Adding a progesterone. Progesterone administered with estrogen promotes extra breast growth by increasing the volume of the lactation and ducting tissue. Some studies of birth control pills in females seem to show that progesterone's administered with estrogens reduce the risk of cancer from administration of estrogens alone. Adding another type of estrogen. This may cause faster results for some people, but not necessarily better results in the long run. Some endocrinologists mimic a female cycle by decreasing or eliminating estrogen for one week of the month and/or adding or increasing progesterone for the same week. The author is not aware of solid evidence that this is either beneficial or harmful, although a recent study in females seemed to show that cycling progesterone's may decrease the beneficial effect of estrogen on cardiovascular health. The primary effect of cycling is the invocation of extreme mood swings similar to PMS in females.
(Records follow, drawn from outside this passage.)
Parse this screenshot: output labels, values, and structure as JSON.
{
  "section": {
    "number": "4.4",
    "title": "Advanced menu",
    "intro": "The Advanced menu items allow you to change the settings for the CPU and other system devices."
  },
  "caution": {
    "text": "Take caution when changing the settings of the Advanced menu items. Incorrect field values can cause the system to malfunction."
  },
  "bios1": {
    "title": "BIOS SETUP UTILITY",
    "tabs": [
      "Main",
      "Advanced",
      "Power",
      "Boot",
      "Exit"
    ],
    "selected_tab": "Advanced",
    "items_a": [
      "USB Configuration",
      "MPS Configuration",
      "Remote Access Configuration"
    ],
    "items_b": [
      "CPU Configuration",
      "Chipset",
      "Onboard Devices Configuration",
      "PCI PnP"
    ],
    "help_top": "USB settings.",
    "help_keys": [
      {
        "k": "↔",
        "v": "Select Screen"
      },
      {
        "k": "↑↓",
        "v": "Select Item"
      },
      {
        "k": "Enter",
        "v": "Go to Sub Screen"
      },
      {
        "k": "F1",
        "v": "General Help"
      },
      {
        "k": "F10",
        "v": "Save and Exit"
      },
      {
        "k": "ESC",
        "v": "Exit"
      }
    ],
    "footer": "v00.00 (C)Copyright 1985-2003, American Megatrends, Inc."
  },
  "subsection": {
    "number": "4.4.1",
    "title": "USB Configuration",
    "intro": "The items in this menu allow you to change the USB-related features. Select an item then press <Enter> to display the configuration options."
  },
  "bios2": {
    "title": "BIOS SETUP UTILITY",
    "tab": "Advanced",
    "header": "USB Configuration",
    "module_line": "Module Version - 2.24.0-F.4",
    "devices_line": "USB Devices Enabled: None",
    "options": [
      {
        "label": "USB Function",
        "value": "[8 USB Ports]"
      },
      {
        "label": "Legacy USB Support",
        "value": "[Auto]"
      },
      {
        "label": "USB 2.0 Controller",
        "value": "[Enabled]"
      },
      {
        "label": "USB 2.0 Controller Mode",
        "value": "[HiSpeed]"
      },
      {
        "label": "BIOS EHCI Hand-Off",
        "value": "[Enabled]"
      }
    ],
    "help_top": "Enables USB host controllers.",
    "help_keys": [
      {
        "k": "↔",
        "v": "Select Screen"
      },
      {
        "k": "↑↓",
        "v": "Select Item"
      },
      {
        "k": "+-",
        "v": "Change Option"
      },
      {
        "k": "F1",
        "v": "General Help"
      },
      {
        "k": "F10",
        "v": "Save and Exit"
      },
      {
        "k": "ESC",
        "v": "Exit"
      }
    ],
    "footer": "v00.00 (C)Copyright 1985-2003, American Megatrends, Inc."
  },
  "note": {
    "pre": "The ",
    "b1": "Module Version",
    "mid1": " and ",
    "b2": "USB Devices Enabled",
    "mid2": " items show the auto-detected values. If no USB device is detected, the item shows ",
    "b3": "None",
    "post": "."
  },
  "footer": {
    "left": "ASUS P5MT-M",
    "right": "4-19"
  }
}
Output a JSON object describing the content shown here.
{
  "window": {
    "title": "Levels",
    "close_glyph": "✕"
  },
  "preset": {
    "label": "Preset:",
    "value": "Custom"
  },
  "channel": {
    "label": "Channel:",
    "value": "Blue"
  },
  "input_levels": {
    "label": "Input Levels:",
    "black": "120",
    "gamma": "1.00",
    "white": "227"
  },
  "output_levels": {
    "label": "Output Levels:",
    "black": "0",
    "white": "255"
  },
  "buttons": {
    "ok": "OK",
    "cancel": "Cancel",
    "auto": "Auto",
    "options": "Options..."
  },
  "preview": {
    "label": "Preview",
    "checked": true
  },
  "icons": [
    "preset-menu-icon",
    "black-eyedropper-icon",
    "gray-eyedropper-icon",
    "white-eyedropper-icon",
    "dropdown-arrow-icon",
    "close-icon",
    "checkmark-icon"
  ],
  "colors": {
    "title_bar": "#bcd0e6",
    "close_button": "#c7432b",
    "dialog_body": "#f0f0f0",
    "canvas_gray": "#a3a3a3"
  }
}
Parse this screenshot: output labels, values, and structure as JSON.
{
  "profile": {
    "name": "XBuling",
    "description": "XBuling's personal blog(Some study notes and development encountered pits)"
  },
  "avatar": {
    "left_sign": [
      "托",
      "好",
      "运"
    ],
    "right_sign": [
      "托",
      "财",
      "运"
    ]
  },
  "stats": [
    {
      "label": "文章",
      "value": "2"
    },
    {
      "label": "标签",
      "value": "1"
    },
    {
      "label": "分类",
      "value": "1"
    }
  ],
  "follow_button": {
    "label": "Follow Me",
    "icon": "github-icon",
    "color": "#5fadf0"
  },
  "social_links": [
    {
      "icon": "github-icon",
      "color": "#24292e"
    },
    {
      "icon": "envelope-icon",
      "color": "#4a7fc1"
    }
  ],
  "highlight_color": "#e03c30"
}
ADMINISTRATION OF MALE HORMONES

The popular treatment combinations are:

Single androgen

HORMONES ARE DELIVERED BY THE FOLLOWING METHODS:

Oral (estrogens, progesterone's, androgens): This is the popular delivery method for estrogens and progesterone's. The main advantage is convenience. The main disadvantage is increased stress on the liver since it has to process the hormones twice instead of just once.

Injection (estrogens, progesterones, androgens): This is the popular delivery method for androgens. The main disadvantages are unsteady hormone levels (except for sustained-release preparations in oil or microscopic beads), and pain and infection risk from hypodermic needle usage.

Dermal patch (estrogens, androgens): The main disadvantage is skin irritation. Androgen patches are meant to be applied to a post-surgical genital site.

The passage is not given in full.